Jia Yanru, Zeng Yu, Guo Huaping
School of Big Data and Artificial Intelligence, Xinyang University, Xinyang, China.
School of Computer and Information Techonology, Xinyang Normal University, Xinyang, China.
IET Syst Biol. 2025 Jan-Dec;19(1):e70036. doi: 10.1049/syb2.70036.

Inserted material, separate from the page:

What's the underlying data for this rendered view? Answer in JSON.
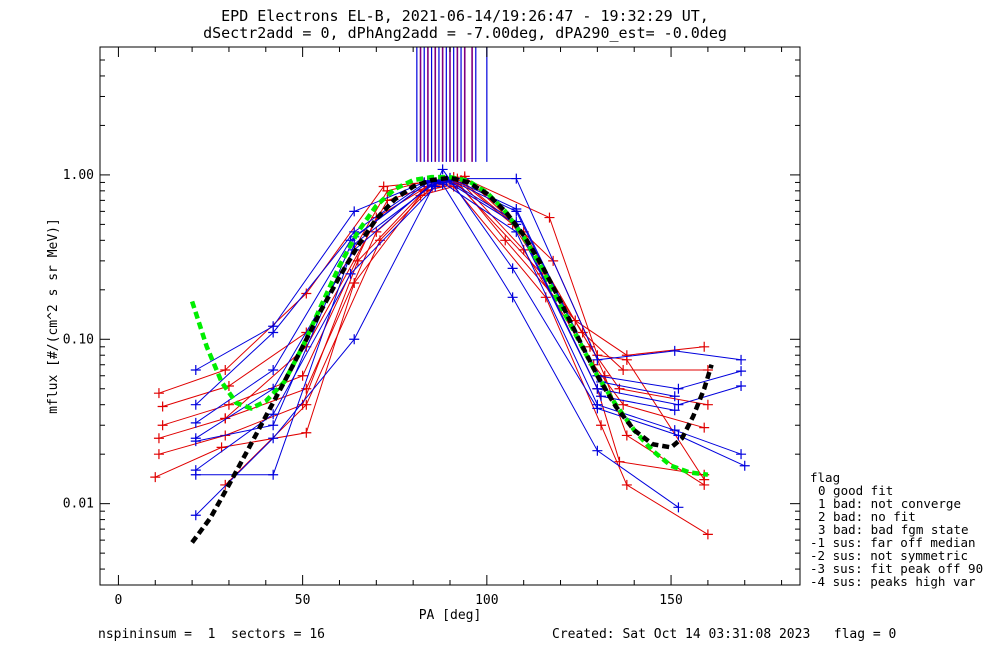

Accurate polyp segmentation is crucial for computer-aided diagnosis and early detection of colorectal cancer. Whereas feature pyramid network (FPN) and its variants are widely used in polyp segmentation, inherent limitations existing in FPN include: (1) repeated upsampling degrades fine details, reducing small polyp segmentation accuracy and (2) naive feature fusion (e.g., summation) inadequately captures global context, limiting performance on complex structures. To address limitations, we propose a cascaded aggregation network (CANet) that systematically integrates multi-level features for refined representation. CANet adopts PVT transformer as the backbone to extract robust multi-level representations and introduces a cascade aggregation module (CAM) that enriches semantic features without sacrificing spatial details. CAM adopts a top-down enhancement pathway, where high-level features progressively guide the fusion of multiscale information, enhancing semantic representation while preserving spatial details. CANet further integrates a multiscale context-aware module (MCAM) and a residual-based fusion module (RFM). MCAM applies parallel convolutions with diverse kernel sizes and dilation rates to low-level features, enabling fine-grained multiscale extraction of local details and enhancing scene understanding. RFM fuses these local features with high-level semantics from CAM, enabling effective cross-level integration. Experiments show that CANet outperforms SOTA methods in in- and out-of-distribution tests.
准确的息肉分割对于结直肠癌的计算机辅助诊断和早期检测至关重要。虽然特征金字塔网络(FPN)及其变体在息肉分割中被广泛使用,但FPN存在的固有局限性包括:(1)重复上采样会降低精细细节,降低小息肉分割的准确性;(2)简单的特征融合(例如求和)不能充分捕捉全局上下文,限制了在复杂结构上的性能。为了解决这些局限性,我们提出了一种级联聚合网络(CANet),该网络系统地集成多级特征以进行精细表示。CANet采用PVT变换器作为主干来提取强大的多级表示,并引入了一个级联聚合模块(CAM),该模块在不牺牲空间细节的情况下丰富语义特征。CAM采用自上而下的增强路径,其中高级特征逐步引导多尺度信息的融合,在保留空间细节的同时增强语义表示。CANet进一步集成了一个多尺度上下文感知模块(MCAM)和一个基于残差的融合模块(RFM)。MCAM对低级特征应用具有不同内核大小和扩张率的并行卷积,实现对局部细节的细粒度多尺度提取并增强场景理解。RFM将这些局部特征与来自CAM的高级语义进行融合,实现有效的跨级集成。实验表明,CANet在分布内和分布外测试中均优于当前最优方法。